One of the best things about reading through my growing collection of vintage SF magazines is uncovering forgotten gems like Thomas Wilson's "The Face of the Enemy" (Astounding, August 1952). Wilson's entire career in SF spanned about 6 months in the early '50s, in which time he published three stories in Astounding that were never reprinted or anthologized. "The Face of the Enemy" was the first of these three, and it's surprisingly confident for a first story—one is tempted to suspect that Wilson is a pseudonym for someone better known, though the ISFDB isn't aware of it if he is.

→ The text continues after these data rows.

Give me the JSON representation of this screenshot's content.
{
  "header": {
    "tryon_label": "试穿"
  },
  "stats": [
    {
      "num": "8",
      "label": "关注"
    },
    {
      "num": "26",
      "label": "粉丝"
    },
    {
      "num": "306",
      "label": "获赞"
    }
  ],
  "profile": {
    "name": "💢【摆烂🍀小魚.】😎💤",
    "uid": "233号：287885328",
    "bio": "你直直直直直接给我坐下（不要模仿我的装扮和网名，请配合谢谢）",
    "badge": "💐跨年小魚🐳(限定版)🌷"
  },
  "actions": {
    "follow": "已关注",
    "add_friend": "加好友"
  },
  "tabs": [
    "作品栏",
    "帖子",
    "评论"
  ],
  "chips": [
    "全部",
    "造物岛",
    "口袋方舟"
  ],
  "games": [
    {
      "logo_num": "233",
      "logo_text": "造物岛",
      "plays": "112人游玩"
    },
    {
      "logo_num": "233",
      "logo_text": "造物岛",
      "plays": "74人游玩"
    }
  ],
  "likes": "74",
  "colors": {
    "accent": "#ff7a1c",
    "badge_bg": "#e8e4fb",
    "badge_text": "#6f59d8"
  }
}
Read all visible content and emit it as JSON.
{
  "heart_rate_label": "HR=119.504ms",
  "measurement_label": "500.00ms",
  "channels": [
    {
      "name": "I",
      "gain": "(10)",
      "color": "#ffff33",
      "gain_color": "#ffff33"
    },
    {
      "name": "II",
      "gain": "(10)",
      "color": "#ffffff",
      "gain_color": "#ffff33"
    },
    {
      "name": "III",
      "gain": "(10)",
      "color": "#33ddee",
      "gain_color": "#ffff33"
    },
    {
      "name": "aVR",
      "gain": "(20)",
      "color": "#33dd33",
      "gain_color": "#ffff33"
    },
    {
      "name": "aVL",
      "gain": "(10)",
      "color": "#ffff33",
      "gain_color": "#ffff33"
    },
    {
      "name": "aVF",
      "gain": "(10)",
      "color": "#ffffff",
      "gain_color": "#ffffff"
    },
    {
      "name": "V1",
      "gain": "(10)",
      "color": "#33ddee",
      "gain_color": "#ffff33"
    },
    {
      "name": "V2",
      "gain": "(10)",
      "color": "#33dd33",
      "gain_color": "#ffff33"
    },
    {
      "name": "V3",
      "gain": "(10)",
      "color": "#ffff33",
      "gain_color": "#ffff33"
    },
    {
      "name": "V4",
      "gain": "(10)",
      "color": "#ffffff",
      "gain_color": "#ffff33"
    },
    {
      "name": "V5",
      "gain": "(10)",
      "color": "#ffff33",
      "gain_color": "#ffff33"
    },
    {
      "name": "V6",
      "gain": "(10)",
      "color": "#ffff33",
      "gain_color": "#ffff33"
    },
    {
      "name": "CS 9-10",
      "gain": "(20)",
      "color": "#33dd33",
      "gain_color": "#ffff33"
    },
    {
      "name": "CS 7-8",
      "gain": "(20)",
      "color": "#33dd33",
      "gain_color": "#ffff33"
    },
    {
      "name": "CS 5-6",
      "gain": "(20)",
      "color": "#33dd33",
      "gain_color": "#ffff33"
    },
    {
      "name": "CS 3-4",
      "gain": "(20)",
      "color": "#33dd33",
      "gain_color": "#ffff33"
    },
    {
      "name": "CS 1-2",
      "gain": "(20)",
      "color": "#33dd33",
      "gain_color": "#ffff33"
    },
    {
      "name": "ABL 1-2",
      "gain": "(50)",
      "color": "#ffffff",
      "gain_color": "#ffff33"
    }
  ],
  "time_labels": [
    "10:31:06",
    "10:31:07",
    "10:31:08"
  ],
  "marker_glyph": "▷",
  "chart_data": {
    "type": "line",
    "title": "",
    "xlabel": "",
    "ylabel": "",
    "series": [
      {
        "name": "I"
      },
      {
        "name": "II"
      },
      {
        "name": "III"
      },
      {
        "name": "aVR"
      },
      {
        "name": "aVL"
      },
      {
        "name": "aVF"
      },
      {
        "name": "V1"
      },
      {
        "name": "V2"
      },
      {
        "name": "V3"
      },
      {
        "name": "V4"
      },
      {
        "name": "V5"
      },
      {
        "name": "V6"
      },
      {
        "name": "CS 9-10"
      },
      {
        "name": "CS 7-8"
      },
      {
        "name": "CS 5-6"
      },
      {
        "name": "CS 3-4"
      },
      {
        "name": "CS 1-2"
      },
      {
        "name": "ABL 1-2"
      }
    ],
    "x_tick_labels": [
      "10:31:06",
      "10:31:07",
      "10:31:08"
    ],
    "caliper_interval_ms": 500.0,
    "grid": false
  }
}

The story opens on a shocking scene—the apparent suicide by ray-gun of the chaplain of an interstellar ship. Chaplain Alciabiades Smith of the Interstellar Patrol is discovered shortly after a night of uncharacteristic debauchery in an alien city. But something about the minister's death doesn't sit right with Lt. Ferd Brazil, who launches an investigation into Smith's last hours. His investigation leads him to ask some tough questions about the idyllic society of the alien Kelani, which is one of those SF utopias beneath which something unpleasant must always lurk. Several members of Brazil's crew don't trust the Kelani, and are particularly wary of Kel, the science-cum-religion that governs their planet:
"[The Kelani] civilization was ready to reach for the stars when we on Terra had barely discovered atomics. Then came Kel, a blight on a field of rich wheat. Overnight technology stagnated, population has declined to the present billion plus, science has decayed. Their ancient cities hang abandoned like rotten fruit. The planets are pleasure resorts, their glory forgotten. All of their energy and drive are channeled into fields which yield the sterile harvest of sensuality and pleasure. Art, yes; music, yes. They have become a great artistic race, if you can call art without soul great."The socialism of Kel is hedonistic and egalitarian, but also disturbingly conformist, and Wilson sets it up in opposition to Smith's improbably named faith in "Believism." This is an individualistic, even capitalistic heir of Christianity, embodying both the brimstone and the work ethic of Puritanism. The story's cold war dichotomy is fairly plain—American ideals distilled into Believism; Communism represented by Kel—but the story's depiction of the conflict as a clash of religious systems is somewhat surprising. The story's conclusion, which reveals the full extent of the Kelani plot, serves to underscore the story's paranoia. Wilson likens Kel to an interstellar virus, and the closing paragraphs of his story make a religious argument for the will to explore. Though the story is very much a product of its era, it's also aged remarkably well, and its warning against complacency is timely in any decade.